What exackly is ruined ?
Classic was always a joke difficulty those rereleases just proved that people were always saying nonsense when they Had memory trips regarding vanilla - wolk
People always nejoyed this lol-easy difficulty rather then hardcore tryharding mythic raids
Blizz shoudl learn the lesson but untill they fire Ion nothing in retail will change for better
Yes. Yes we did. There were plenty of sites with guides and specific talent trees were nothing uncommon at this point.
No one with a sane mind is going to youtube for guides. Not even back then you did.
Not really. Those existed ye, but we already had guides tied together. Usually on websites of specific guilds.
We did. We knew in which guild said person was sitting in, what their progress was and so on.
Simming started to become a thing with cata. Also no we didnt have sims no. But we had player X at the time with his guide and saying how much DPS should be the norm for that gear etc. A rough estimate. THAT was our sim so to speak back in the days.
Again this started with Cata. Askmrrobot is ancient at this point.
Yes it was. People always told you to google a guide etc and people in raids did kick you if your talents were too different from the meta ones.
Tells us more about your inexperience with raids than anything tbh. If you think just reading a guide will net you a nice shiny log you have no idea.
ulduar was released in 2009. 5 years after wow was released. wotlk was the second expansion, and ulduar was the second raid of the second expansion.
the excuse of “players are better now” is no longer valid.
honestly, i dont know why people finish raids so quickly and easily today.
maybe its better computers and faster internet.
maybe its better and more accurate addons.
maybe its advanced sim system.
whatever the case is, “better at the game” is no longer an excuse, not in wotlk.
Ofcourse it is.
Yes, part of the players tool kill making them better players.

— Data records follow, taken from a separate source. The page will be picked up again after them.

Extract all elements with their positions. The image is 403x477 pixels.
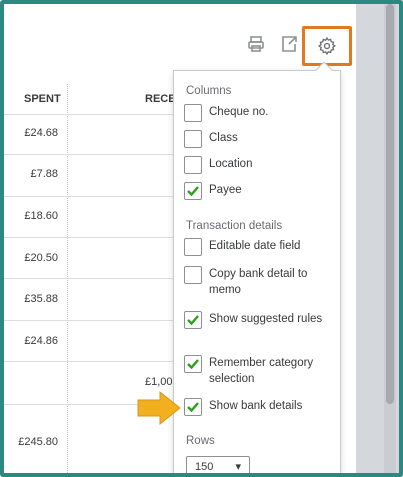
spent-cell: £35.88 [24, 293, 58, 305]
spent-cell: £18.60 [24, 210, 58, 222]
option-label: Show bank details [209, 400, 303, 412]
option-label: Payee [209, 184, 242, 196]
row-divider [4, 196, 176, 197]
option-remember-category[interactable]: Remember category selection [184, 355, 333, 387]
checkbox[interactable] [184, 104, 202, 122]
pointer-arrow-icon [137, 390, 181, 426]
column-divider [67, 84, 68, 477]
rows-select-value: 150 [195, 461, 214, 473]
received-cell: £1,00 [145, 376, 173, 388]
checkbox-checked[interactable] [184, 311, 202, 329]
option-location[interactable]: Location [184, 156, 333, 174]
row-divider [4, 320, 176, 321]
option-payee[interactable]: Payee [184, 182, 333, 200]
export-icon[interactable] [278, 33, 300, 55]
gear-icon [317, 36, 337, 56]
option-show-bank-details[interactable]: Show bank details [184, 398, 333, 416]
option-label: Editable date field [209, 240, 301, 252]
transaction-details-heading: Transaction details [186, 220, 283, 232]
chevron-down-icon: ▾ [235, 461, 241, 473]
spent-cell: £245.80 [18, 436, 58, 448]
row-divider [4, 237, 176, 238]
checkbox[interactable] [184, 130, 202, 148]
option-label: Copy bank detail to memo [209, 268, 308, 296]
print-icon[interactable] [245, 33, 267, 55]
scrollbar-thumb[interactable] [386, 4, 394, 404]
option-cheque-no[interactable]: Cheque no. [184, 104, 333, 122]
checkbox-checked[interactable] [184, 355, 202, 373]
option-show-suggested-rules[interactable]: Show suggested rules [184, 311, 333, 329]
spent-cell: £7.88 [30, 168, 58, 180]
checkbox[interactable] [184, 156, 202, 174]
option-label: Cheque no. [209, 106, 269, 118]
option-label: Class [209, 132, 238, 144]
option-class[interactable]: Class [184, 130, 333, 148]
gear-button[interactable] [302, 26, 352, 66]
checkbox[interactable] [184, 238, 202, 256]
checkbox[interactable] [184, 266, 202, 284]
spent-cell: £20.50 [24, 252, 58, 264]
option-label: Remember category selection [209, 357, 314, 385]
rows-heading: Rows [186, 435, 215, 447]
spent-column-header[interactable]: SPENT [24, 84, 61, 114]
columns-heading: Columns [186, 85, 232, 97]
row-divider [4, 361, 176, 362]
option-label: Show suggested rules [209, 313, 323, 325]
row-divider [4, 154, 176, 155]
option-editable-date[interactable]: Editable date field [184, 238, 333, 256]
spent-cell: £24.86 [24, 335, 58, 347]
row-divider [4, 278, 176, 279]
checkbox-checked[interactable] [184, 182, 202, 200]
row-divider [4, 114, 176, 115]
spent-cell: £24.68 [24, 127, 58, 139]
option-label: Location [209, 158, 253, 170]
received-column-header[interactable]: RECE [145, 84, 176, 114]
checkbox-checked[interactable] [184, 398, 202, 416]
option-copy-bank-detail[interactable]: Copy bank detail to memo [184, 266, 333, 298]
rows-select[interactable]: 150 ▾ [186, 456, 250, 477]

Not only that, they have had much more resources for the game before. They can look into history to find out information where they would have been needing to discover it for themselves before.
They have so much more going in their favour.

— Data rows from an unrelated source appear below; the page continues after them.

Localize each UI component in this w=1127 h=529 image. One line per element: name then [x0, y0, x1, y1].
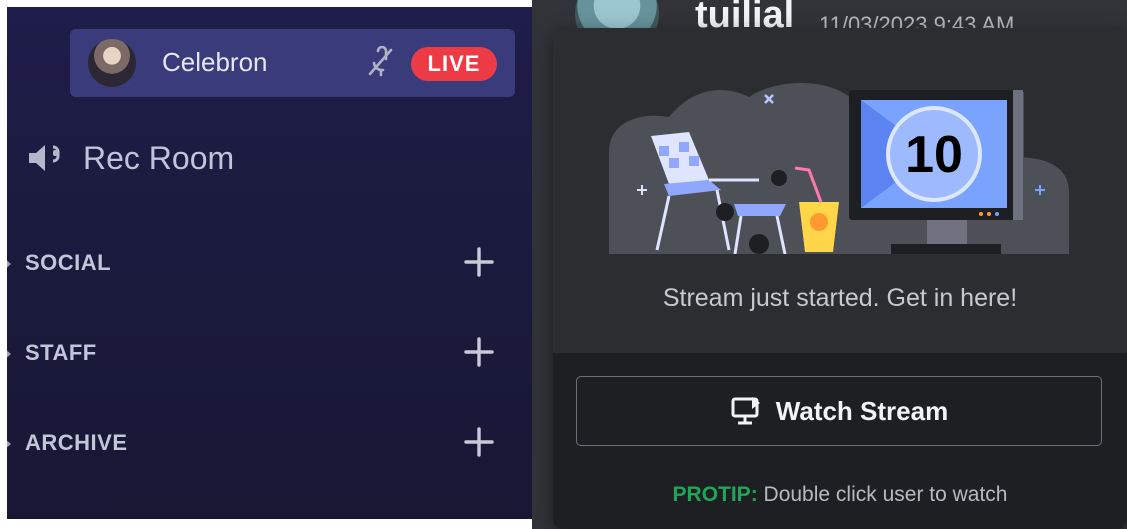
category-label: STAFF [25, 340, 97, 365]
protip-label: PROTIP: [672, 483, 758, 506]
category-archive[interactable]: ARCHIVE [7, 424, 512, 464]
screen-share-icon [731, 397, 760, 425]
channel-sidebar: Celebron LIVE Rec Room SOCIAL STAFF ARCH… [7, 7, 532, 519]
user-avatar[interactable] [88, 39, 136, 87]
category-social[interactable]: SOCIAL [7, 244, 512, 284]
category-staff[interactable]: STAFF [7, 334, 512, 374]
protip-message: Double click user to watch [763, 483, 1008, 506]
chevron-right-icon [7, 258, 11, 270]
speaker-icon [29, 145, 60, 171]
voice-user-row[interactable]: Celebron LIVE [70, 29, 515, 97]
category-label: SOCIAL [25, 250, 112, 275]
watch-stream-label: Watch Stream [775, 395, 949, 426]
stream-preview-popup: 10 Stream just started. Get in here! Wat… [553, 28, 1127, 529]
stream-started-message: Stream just started. Get in here! [662, 284, 1018, 312]
plus-icon[interactable] [463, 426, 495, 458]
chevron-right-icon [7, 348, 11, 360]
category-label: ARCHIVE [25, 430, 128, 455]
mic-muted-icon [368, 46, 393, 77]
plus-icon[interactable] [463, 246, 495, 278]
protip-text: PROTIP: Double click user to watch [553, 483, 1127, 507]
plus-icon[interactable] [463, 336, 495, 368]
voice-channel-rec-room[interactable]: Rec Room [27, 137, 234, 179]
stream-preview-top: 10 Stream just started. Get in here! [553, 28, 1127, 353]
watch-stream-button[interactable]: Watch Stream [576, 376, 1102, 446]
stream-preview-footer: Watch Stream PROTIP: Double click user t… [553, 353, 1127, 529]
live-badge[interactable]: LIVE [411, 47, 497, 81]
countdown-number: 10 [905, 126, 963, 184]
stream-starting-illustration: 10 [609, 83, 1069, 254]
voice-channel-label: Rec Room [83, 139, 235, 176]
user-name: Celebron [162, 47, 268, 77]
chevron-right-icon [7, 438, 11, 450]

addons dont make you good at the game. a good player is a player who can CC 2 guys at the same time and kill the third.
popping dps and walking left when the popup tells you to, isnt skill. its just following instruction.
these addons existed back in the day, but over the years the addons improved, to the point blizzard had to create mythic raiding to overcome it, and then make mythic raids too hard for any mortal without addons.

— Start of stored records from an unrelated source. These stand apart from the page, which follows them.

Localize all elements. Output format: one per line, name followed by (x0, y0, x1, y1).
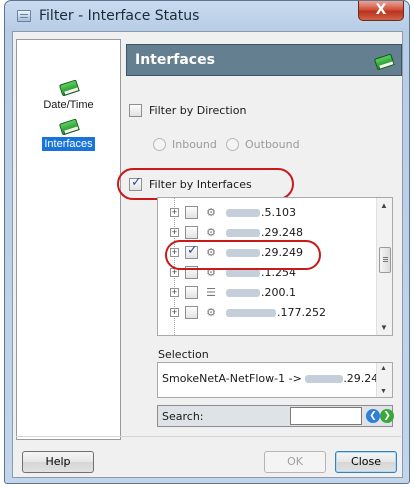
filter-direction-checkbox[interactable] (129, 104, 142, 117)
interface-checkbox[interactable] (185, 306, 198, 319)
green-book-icon (58, 117, 79, 136)
close-button[interactable]: Close (335, 451, 397, 473)
interface-icon: ⚙ (206, 206, 216, 219)
selection-label: Selection (158, 348, 209, 361)
interface-checkbox[interactable] (185, 206, 198, 219)
scroll-down-icon[interactable]: ▼ (380, 388, 387, 395)
search-input[interactable] (290, 407, 362, 425)
scroll-down-icon[interactable]: ▼ (380, 323, 388, 332)
search-label: Search: (162, 410, 204, 423)
outbound-radio[interactable] (226, 138, 239, 151)
search-previous-icon[interactable]: ❮ (366, 409, 380, 423)
sidebar-item-interfaces[interactable]: Interfaces (17, 119, 120, 151)
highlight-oval-filter (117, 168, 294, 200)
title-bar[interactable]: Filter - Interface Status X (5, 1, 409, 31)
expand-icon[interactable]: + (170, 288, 179, 297)
outbound-label: Outbound (245, 138, 300, 151)
selection-prefix: SmokeNetA-NetFlow-1 -> (162, 372, 306, 385)
filter-direction-label: Filter by Direction (149, 104, 247, 117)
ok-button[interactable]: OK (264, 451, 326, 473)
inbound-label: Inbound (172, 138, 217, 151)
filter-dialog: Filter - Interface Status X Date/Time In… (4, 0, 410, 484)
redacted-address (226, 229, 260, 237)
tree-row[interactable]: + ⚙ .177.252 (158, 303, 378, 323)
tree-scrollbar[interactable]: ▲ ▼ (376, 198, 392, 335)
interface-address: .177.252 (277, 306, 326, 319)
tree-row[interactable]: + ☰ .200.1 (158, 283, 378, 303)
help-button[interactable]: Help (22, 451, 94, 473)
scroll-up-icon[interactable]: ▲ (380, 201, 388, 210)
expand-icon[interactable]: + (170, 228, 179, 237)
interface-checkbox[interactable] (185, 226, 198, 239)
redacted-address (305, 375, 344, 383)
interface-icon: ⚙ (206, 306, 216, 319)
tree-row[interactable]: + ⚙ .5.103 (158, 203, 378, 223)
panel-title: Interfaces (135, 52, 215, 68)
redacted-address (226, 289, 260, 297)
green-book-icon (373, 52, 394, 71)
expand-icon[interactable]: + (170, 308, 179, 317)
interface-icon: ⚙ (206, 226, 216, 239)
redacted-address (226, 309, 276, 317)
dialog-body: Date/Time Interfaces Interfaces Filter b… (12, 31, 403, 478)
highlight-oval-row (165, 240, 321, 270)
panel-header: Interfaces (126, 44, 402, 76)
redacted-address (226, 209, 260, 217)
search-bar: Search: ❮ ❯ (157, 405, 394, 427)
switch-icon: ☰ (206, 286, 216, 299)
sidebar-item-label: Interfaces (42, 137, 95, 151)
scroll-thumb[interactable] (379, 247, 391, 273)
window-close-button[interactable]: X (358, 1, 404, 21)
button-divider (16, 436, 401, 437)
selection-scrollbar[interactable]: ▲ ▼ (376, 363, 392, 397)
window-title: Filter - Interface Status (39, 8, 200, 24)
sidebar-item-datetime[interactable]: Date/Time (17, 80, 120, 112)
window-icon (17, 10, 31, 22)
interface-address: .5.103 (261, 206, 296, 219)
interface-address: .29.248 (261, 226, 303, 239)
sidebar-item-label: Date/Time (43, 99, 94, 111)
inbound-radio[interactable] (153, 138, 166, 151)
interface-checkbox[interactable] (185, 286, 198, 299)
selection-box[interactable]: SmokeNetA-NetFlow-1 -> .29.249 ▲ ▼ (157, 362, 393, 398)
scroll-up-icon[interactable]: ▲ (380, 365, 387, 372)
expand-icon[interactable]: + (170, 208, 179, 217)
redacted-address (226, 269, 260, 277)
selection-text: SmokeNetA-NetFlow-1 -> .29.249 (162, 372, 385, 385)
sidebar-nav: Date/Time Interfaces (16, 39, 121, 440)
search-next-icon[interactable]: ❯ (380, 409, 394, 423)
interface-address: .200.1 (261, 286, 296, 299)
green-book-icon (58, 78, 79, 97)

cut the addons, and then we’ll talk. and i promise you, the skill level will equalize to original wow.
and btw, during wotlk era, we had youtube. we had wowwiki. gamer forums listen bis items and bis skill tree. we all saw the boss fights and guides and stuff.
players used everything available. but no one could sim. which is a HUGE advantage.
Addons, Sources of Knowledge, Better Technology all accumulate in making the player better. It doesn’t matter if they’re still just a lump of Flesh and bone sat in front of a box.
It’s the experience, the tools and knowing who to apply them which makes the player better.
when you are being trained to use a an all powerful tool, you dont become better player, you just get bad habbits that make you a bad player. because the moment you lose those tools, you are losing all that supposed “skill”.
reacting to the encounter itself instead of reacting to super-addons, makes you a better player.
during original wotlk, players had powerful addons, but nothing even close to what we have now.